How do we do this for mixed v0/v1? I must admit that I’m still quite fuzzy on the node ID stuff in v1, but the bit that I think I may understand makes me nervous about this case. How can we robustly detect that a v0 GNSS packet is a duplicate of a packet from the same node that came is as v1? I do hope the answer is not going to be that we shouldn’t support such mixing, as that would just cause v1 deployment to be deferred a lot longer.
We really should aim for as much of this mixed network stuff to be automatic as possible. That includes the bitrate negotiation. Ideally the user should find that if they only plug in nodes that are capable of higher bitrates, that the default action should be that all the nodes automatically switch to the higher rate. It should be possible to configure nodes not to do this, but I’d like to see if we can do it automatically by default.
It is made tricky because it isn’t just a matter of whether the node has a FDCAN capable peripheral, we also have to know that their transceiver is capable of higher rates. For example, the pretty common TJA015 is only rated at 5MBit, whereas a lot of boards (likely most high end boards?) have transceivers capable of 8MBit.
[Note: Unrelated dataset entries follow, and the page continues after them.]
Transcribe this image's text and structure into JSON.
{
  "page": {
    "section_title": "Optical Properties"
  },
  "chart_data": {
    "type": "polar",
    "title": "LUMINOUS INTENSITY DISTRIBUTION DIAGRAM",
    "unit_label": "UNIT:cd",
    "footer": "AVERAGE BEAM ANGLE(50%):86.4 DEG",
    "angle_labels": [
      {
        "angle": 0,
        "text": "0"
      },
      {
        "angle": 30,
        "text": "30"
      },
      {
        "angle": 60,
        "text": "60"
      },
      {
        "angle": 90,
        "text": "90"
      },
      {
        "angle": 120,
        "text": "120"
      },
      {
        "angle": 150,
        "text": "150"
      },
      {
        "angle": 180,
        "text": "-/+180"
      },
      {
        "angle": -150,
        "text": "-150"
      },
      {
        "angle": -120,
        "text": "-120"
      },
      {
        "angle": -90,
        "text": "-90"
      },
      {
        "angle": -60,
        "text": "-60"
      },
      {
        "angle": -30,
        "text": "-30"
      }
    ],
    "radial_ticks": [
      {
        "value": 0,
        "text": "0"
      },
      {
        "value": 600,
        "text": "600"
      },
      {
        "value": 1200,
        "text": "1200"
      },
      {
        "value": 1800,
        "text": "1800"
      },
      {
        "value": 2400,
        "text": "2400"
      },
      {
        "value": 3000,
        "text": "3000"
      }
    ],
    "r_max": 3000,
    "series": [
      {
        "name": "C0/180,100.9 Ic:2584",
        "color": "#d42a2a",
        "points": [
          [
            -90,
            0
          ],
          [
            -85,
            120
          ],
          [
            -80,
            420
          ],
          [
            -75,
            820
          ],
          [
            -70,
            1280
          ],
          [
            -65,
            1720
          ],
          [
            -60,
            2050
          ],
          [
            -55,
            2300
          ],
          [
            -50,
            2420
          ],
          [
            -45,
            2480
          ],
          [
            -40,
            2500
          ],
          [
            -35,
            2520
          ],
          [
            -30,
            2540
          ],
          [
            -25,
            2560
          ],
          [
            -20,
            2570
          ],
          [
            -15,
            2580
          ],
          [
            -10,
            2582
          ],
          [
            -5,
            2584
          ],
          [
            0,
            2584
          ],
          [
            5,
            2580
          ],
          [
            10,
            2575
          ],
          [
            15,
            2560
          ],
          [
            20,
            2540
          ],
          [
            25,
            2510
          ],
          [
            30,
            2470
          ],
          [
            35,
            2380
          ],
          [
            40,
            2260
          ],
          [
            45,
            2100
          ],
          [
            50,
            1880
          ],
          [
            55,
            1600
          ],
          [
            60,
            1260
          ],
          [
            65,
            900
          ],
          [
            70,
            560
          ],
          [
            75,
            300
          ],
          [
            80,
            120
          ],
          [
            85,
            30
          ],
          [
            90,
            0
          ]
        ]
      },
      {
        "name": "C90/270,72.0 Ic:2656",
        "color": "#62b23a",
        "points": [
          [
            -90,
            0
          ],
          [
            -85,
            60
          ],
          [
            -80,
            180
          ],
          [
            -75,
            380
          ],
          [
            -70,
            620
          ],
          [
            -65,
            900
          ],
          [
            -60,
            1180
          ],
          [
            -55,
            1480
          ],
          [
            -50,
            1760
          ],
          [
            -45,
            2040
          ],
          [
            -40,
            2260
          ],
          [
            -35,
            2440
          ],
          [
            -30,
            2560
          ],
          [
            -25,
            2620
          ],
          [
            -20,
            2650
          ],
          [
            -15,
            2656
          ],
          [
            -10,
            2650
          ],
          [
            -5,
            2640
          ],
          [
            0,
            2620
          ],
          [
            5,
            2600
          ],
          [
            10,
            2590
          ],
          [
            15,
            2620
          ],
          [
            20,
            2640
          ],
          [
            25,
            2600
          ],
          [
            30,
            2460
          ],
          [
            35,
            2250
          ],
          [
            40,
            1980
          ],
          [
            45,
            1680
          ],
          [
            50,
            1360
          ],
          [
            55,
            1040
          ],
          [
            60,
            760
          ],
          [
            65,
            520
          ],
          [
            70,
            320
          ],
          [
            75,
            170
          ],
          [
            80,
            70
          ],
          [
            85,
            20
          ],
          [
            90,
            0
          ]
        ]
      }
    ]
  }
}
It is also complicated by the fact that most UAVCAN sensors currently commercially available are only capable of 1MBit. We hope we can do updated firmwares for these that will make them v1 capable, but we can’t make them capable of more than 1MBit. We should not be asking our users to throw out their existing equipment, so we need to cope gracefully while these are on the network.
Cover your Ears Method
Sometimes we will really want higher bitrates for a bulk transfer (eg. firmware update) while there is still a node on the network that can’t handle high bitrates. One possible way to handle this is for the initiator of the transfer to send out a broadcast message effectively saying “everyone who is not 8MBit capable please stop listening for the next NNN milliseconds”. You wouldn’t want to do this while flying, but for ground config it could make things a lot faster. Do we want to try and implement this?
That should be enough to get this discussion going. It is certainly not a comprehensive list of the issues we’re likely to encounter as we start to add v1 to the network, but it should give some starting points for discussion.